Lange Zeit war sich die Wittgenstein-Forschung nicht sicher über den genauen Standort des Hauses. Man hatte den Bau in Hallein vermutet, wohin die Briefe an Paul Wittgenstein adressiert waren. Seit 2011 steht fest, dass es die Fischer-Villa ist. Wenn sich die Fertigstellung des „Tractatus Logico-Philosophicus“ im Sommer 2018 zum 100. Mal jährt, könnten auf dem dreieckigen Grundstück in Oberalm allerdings Bagger stehen. Im Frühling 2014 äußerte die heutige Besitzerin den Wunsch, das von ihrem Vater geerbte Haus abzureißen.

Unverschämtes Ansinnen
Dagegen machte eine Bürgerinitiative um den Architekturhistoriker Norbert Mayr und den Germanisten Karl Müller mobil. Sie betrachten die Villa als Erinnerungsort ersten Ranges. Ein öffentlich zugängliches Wittgenstein-Zentrum könnte die Sommerfrischevilla als Ausstellungs- und Veranstaltungsort nutzen. Die Wittgenstein-Community träumt von Symposien, einem philosophischen Café, kammermusikalischen Projekten und Ausstellungen zeitgenössischer Künstler und Künstlerinnen.

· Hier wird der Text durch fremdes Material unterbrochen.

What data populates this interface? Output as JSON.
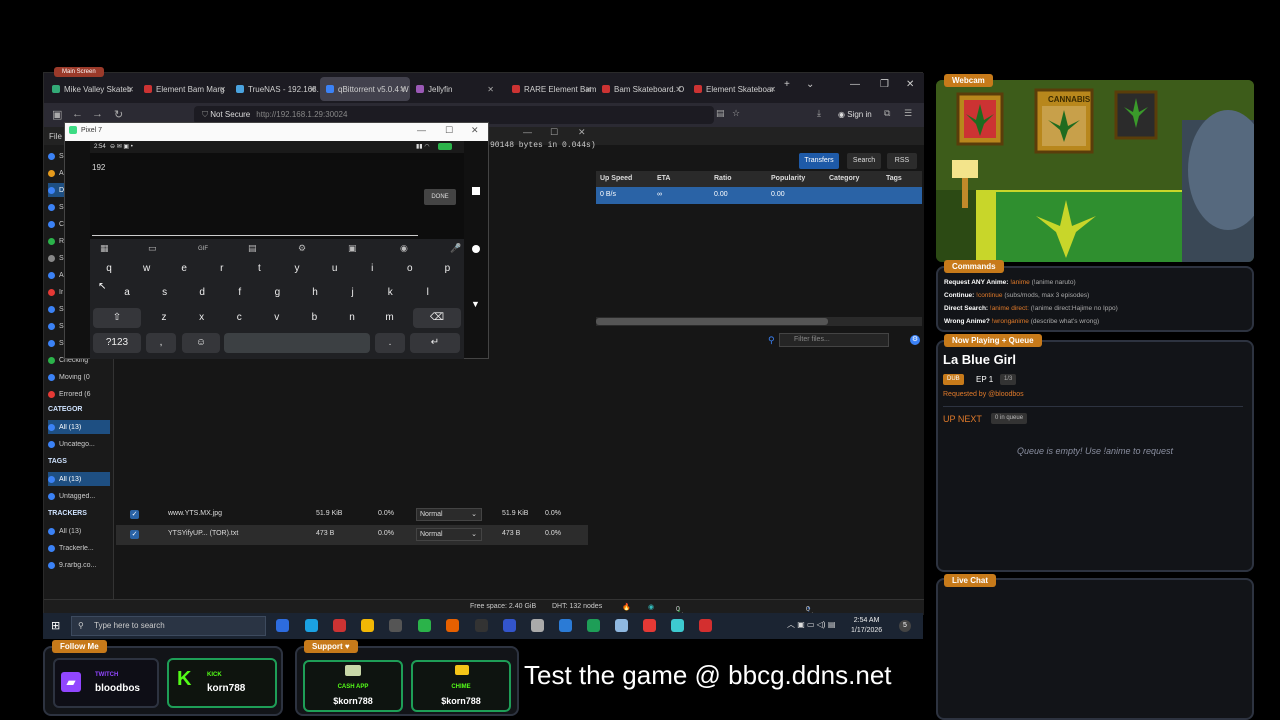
{
  "browser": {
    "vertical_tab_label": "Main Screen",
    "tabs": [
      {
        "label": "Mike Valley Skateb",
        "active": false
      },
      {
        "label": "Element Bam Marg",
        "active": false
      },
      {
        "label": "TrueNAS - 192.168.",
        "active": false
      },
      {
        "label": "qBittorrent v5.0.4 W",
        "active": true
      },
      {
        "label": "Jellyfin",
        "active": false
      },
      {
        "label": "RARE Element Bam",
        "active": false
      },
      {
        "label": "Bam Skateboard. O",
        "active": false
      },
      {
        "label": "Element Skateboar",
        "active": false
      }
    ],
    "security_label": "Not Secure",
    "url": "http://192.168.1.29:30024",
    "sign_in": "Sign in"
  },
  "qbt": {
    "menu_file": "File",
    "log_snippet": "90148 bytes in 0.044s)",
    "buttons": {
      "transfers": "Transfers",
      "search": "Search",
      "rss": "RSS"
    },
    "columns": [
      "Up Speed",
      "ETA",
      "Ratio",
      "Popularity",
      "Category",
      "Tags"
    ],
    "row": [
      "0 B/s",
      "∞",
      "0.00",
      "0.00",
      "",
      ""
    ],
    "sidebar": {
      "status_items": [
        {
          "label": "S",
          "color": "#3b82f6"
        },
        {
          "label": "A",
          "color": "#e59a1c"
        },
        {
          "label": "D",
          "color": "#3b82f6",
          "selected": true
        },
        {
          "label": "S",
          "color": "#3b82f6"
        },
        {
          "label": "C",
          "color": "#3b82f6"
        },
        {
          "label": "R",
          "color": "#2bb34a"
        },
        {
          "label": "S",
          "color": "#888888"
        },
        {
          "label": "A",
          "color": "#3b82f6"
        },
        {
          "label": "Ir",
          "color": "#e53935"
        },
        {
          "label": "S",
          "color": "#3b82f6"
        },
        {
          "label": "S",
          "color": "#3b82f6"
        },
        {
          "label": "Stalled D",
          "color": "#3b82f6"
        },
        {
          "label": "Checking",
          "color": "#2bb34a"
        },
        {
          "label": "Moving (0",
          "color": "#3b82f6"
        },
        {
          "label": "Errored (6",
          "color": "#e53935"
        }
      ],
      "categories_head": "CATEGOR",
      "categories": [
        {
          "label": "All (13)",
          "selected": true
        },
        {
          "label": "Uncatego..."
        }
      ],
      "tags_head": "TAGS",
      "tags": [
        {
          "label": "All (13)",
          "selected": true
        },
        {
          "label": "Untagged..."
        }
      ],
      "trackers_head": "TRACKERS",
      "trackers": [
        {
          "label": "All (13)"
        },
        {
          "label": "Trackerle..."
        },
        {
          "label": "9.rarbg.co..."
        }
      ]
    },
    "filter_placeholder": "Filter files...",
    "files": [
      {
        "name": "www.YTS.MX.jpg",
        "size": "51.9 KiB",
        "progress": "0.0%",
        "priority": "Normal",
        "remaining": "51.9 KiB",
        "availability": "0.0%"
      },
      {
        "name": "YTSYifyUP... (TOR).txt",
        "size": "473 B",
        "progress": "0.0%",
        "priority": "Normal",
        "remaining": "473 B",
        "availability": "0.0%"
      }
    ],
    "status": {
      "free_space": "Free space: 2.40 GiB",
      "dht": "DHT: 132 nodes",
      "dl": "0 B/s (0 B)",
      "ul": "0 B/s (0 B)"
    }
  },
  "emulator": {
    "title": "Pixel 7",
    "clock": "2:54",
    "typed_text": "192",
    "done_label": "DONE",
    "gif_label": "GIF",
    "row1": [
      "q",
      "w",
      "e",
      "r",
      "t",
      "y",
      "u",
      "i",
      "o",
      "p"
    ],
    "row1_hints": [
      "1",
      "2",
      "3",
      "4",
      "5",
      "6",
      "7",
      "8",
      "9",
      "0"
    ],
    "row2": [
      "a",
      "s",
      "d",
      "f",
      "g",
      "h",
      "j",
      "k",
      "l"
    ],
    "row3": [
      "z",
      "x",
      "c",
      "v",
      "b",
      "n",
      "m"
    ],
    "sym_label": "?123",
    "comma": ",",
    "period": "."
  },
  "taskbar": {
    "search_placeholder": "Type here to search",
    "time": "2:54 AM",
    "date": "1/17/2026",
    "notif_count": "5"
  },
  "overlay": {
    "webcam_tag": "Webcam",
    "webcam_sign": "CANNABIS",
    "commands_tag": "Commands",
    "commands": [
      {
        "label": "Request ANY Anime:",
        "cmd": "!anime",
        "desc": "(!anime naruto)"
      },
      {
        "label": "Continue:",
        "cmd": "!continue",
        "desc": "(subs/mods, max 3 episodes)"
      },
      {
        "label": "Direct Search:",
        "cmd": "!anime direct:",
        "desc": "(!anime direct:Hajime no Ippo)"
      },
      {
        "label": "Wrong Anime?",
        "cmd": "!wronganime",
        "desc": "(describe what's wrong)"
      }
    ],
    "nowplaying_tag": "Now Playing + Queue",
    "show_title": "La Blue Girl",
    "dub_badge": "DUB",
    "episode": "EP 1",
    "ep_count": "1/3",
    "requested_by": "Requested by @bloodbos",
    "up_next": "UP NEXT",
    "queue_count": "0 in queue",
    "queue_empty": "Queue is empty! Use !anime to request",
    "chat_tag": "Live Chat",
    "follow_tag": "Follow Me",
    "twitch_label": "TWITCH",
    "twitch_user": "bloodbos",
    "kick_label": "KICK",
    "kick_user": "korn788",
    "support_tag": "Support",
    "cashapp_label": "CASH APP",
    "cashapp_user": "$korn788",
    "chime_label": "CHIME",
    "chime_user": "$korn788",
    "promo": "Test the game @ bbcg.ddns.net"
  },
  "colors": {
    "accent_orange": "#c77a1a",
    "green_border": "#1e9e57",
    "qbt_blue": "#2a63a6"
  }
}
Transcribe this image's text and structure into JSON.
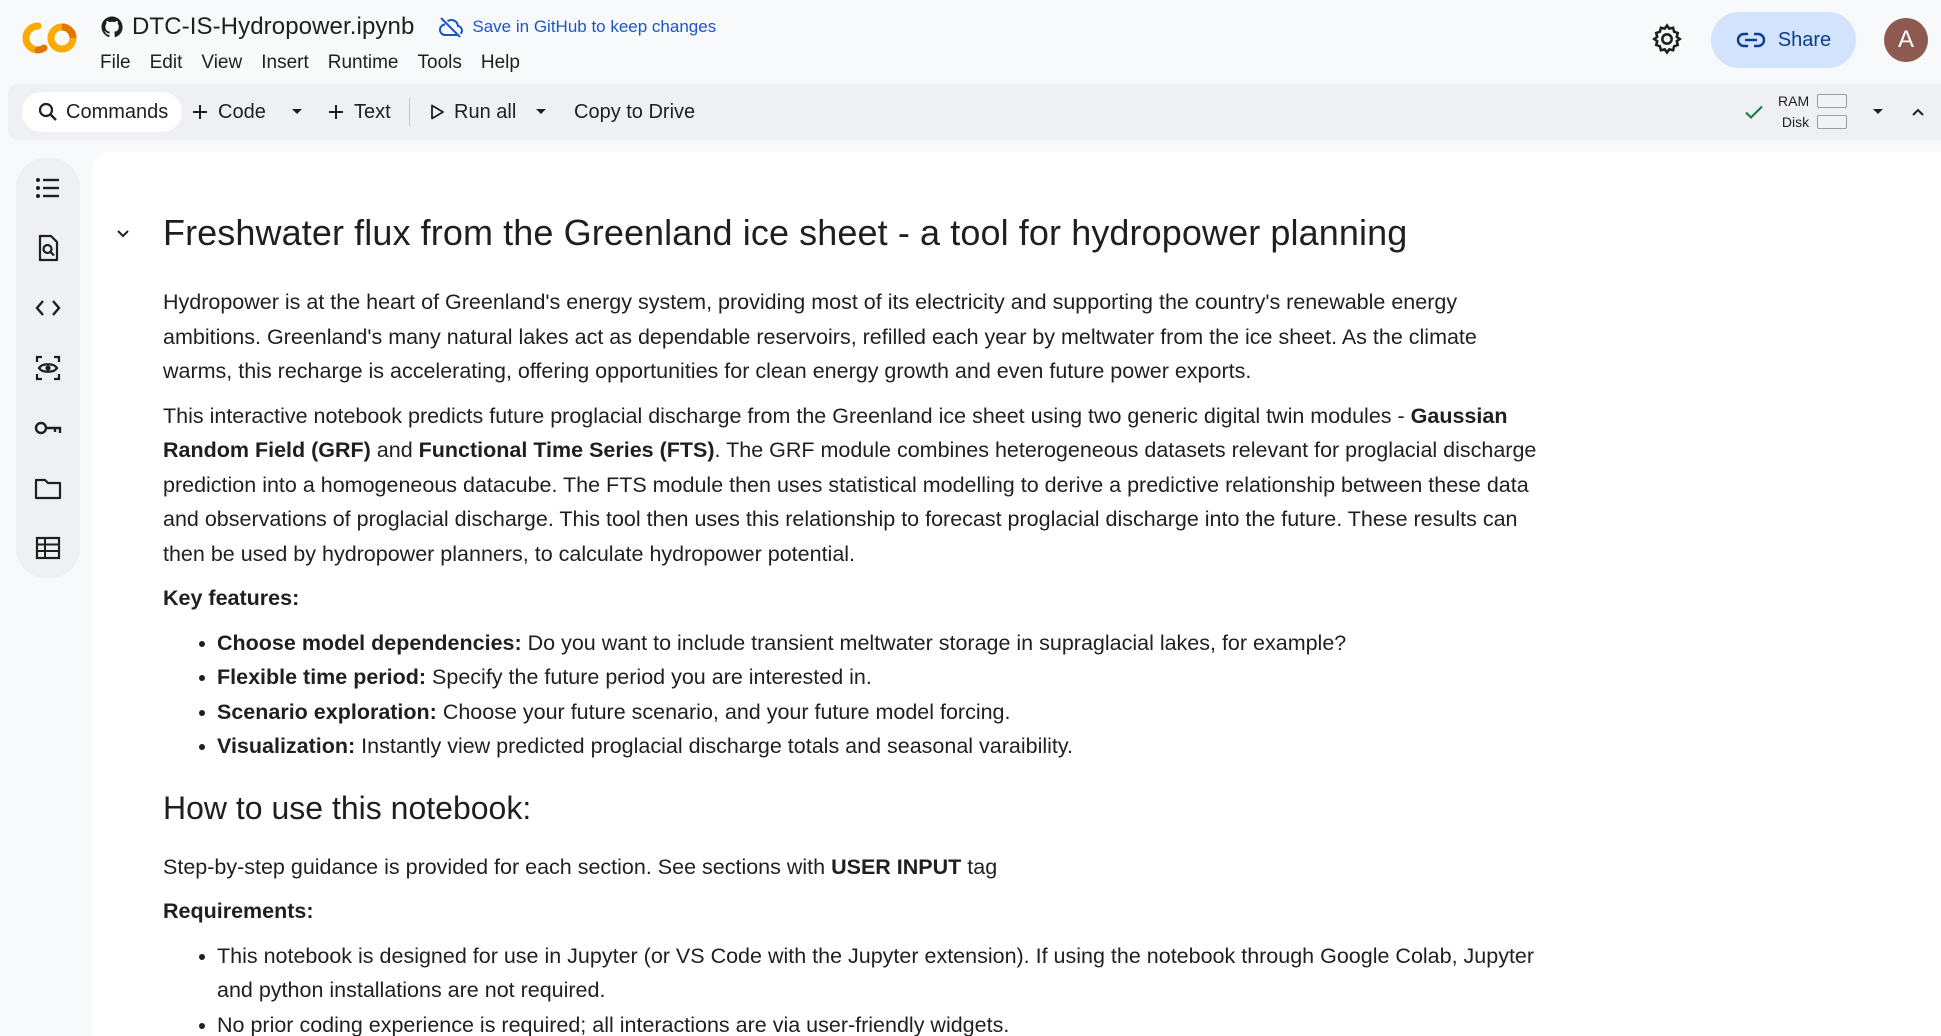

Die Eigentümerin, die Salzburger Gynäkologin Michaela Boeckl, überzeugt das nicht. Sie möchte auf dem 1800 Quadratmeter großen Grundstück Wohnungen errichten. Im Gespräch mit der Ärztin stellt sich heraus, dass ihr die kulturhistorische Bedeutung des Ortes durchaus bewusst ist. Dass Paul Wittgenstein hier lebte und Neffe Ludwig ihn besuchte, sei bereits in ihrer Kindheit ein offenes Geheimnis gewesen. Von Abriss ist inzwischen keine Rede mehr. Boeckl spricht nun von einer „Integrierung des Gebäudes in eine Wohnanlage“. Nach Fertigstellung könne sich die Initiative ja eine Wohnung erwerben, teilt sie dem Falter in einem Telefonat mit.

Am Bundesdenkmalamt (BDA) wird Boeckls Vorhaben nicht scheitern. Die BDA-Gutachter prüften den Fall und kamen zu dem Ergebnis, dass Ludwig hier lediglich „unbeträchtliche Schlussarbeiten“ am „Tractatus“ geleistet habe. Daher bekommt die architektonisch unbedeutende Villa aus dem späten 19. Jahrhundert keinen Denkmalschutz. Von der Behörde bestätigt, richtet sich der Zorn der Hauseigentümerin gegen die Wittgenstein-Fans. Mit deren „unverschämtem Ansinnen“ konfrontiert und auch von den vielen Medienanfragen entnervt, gedenkt Boeckl, den Protest von nun an zu ignorieren.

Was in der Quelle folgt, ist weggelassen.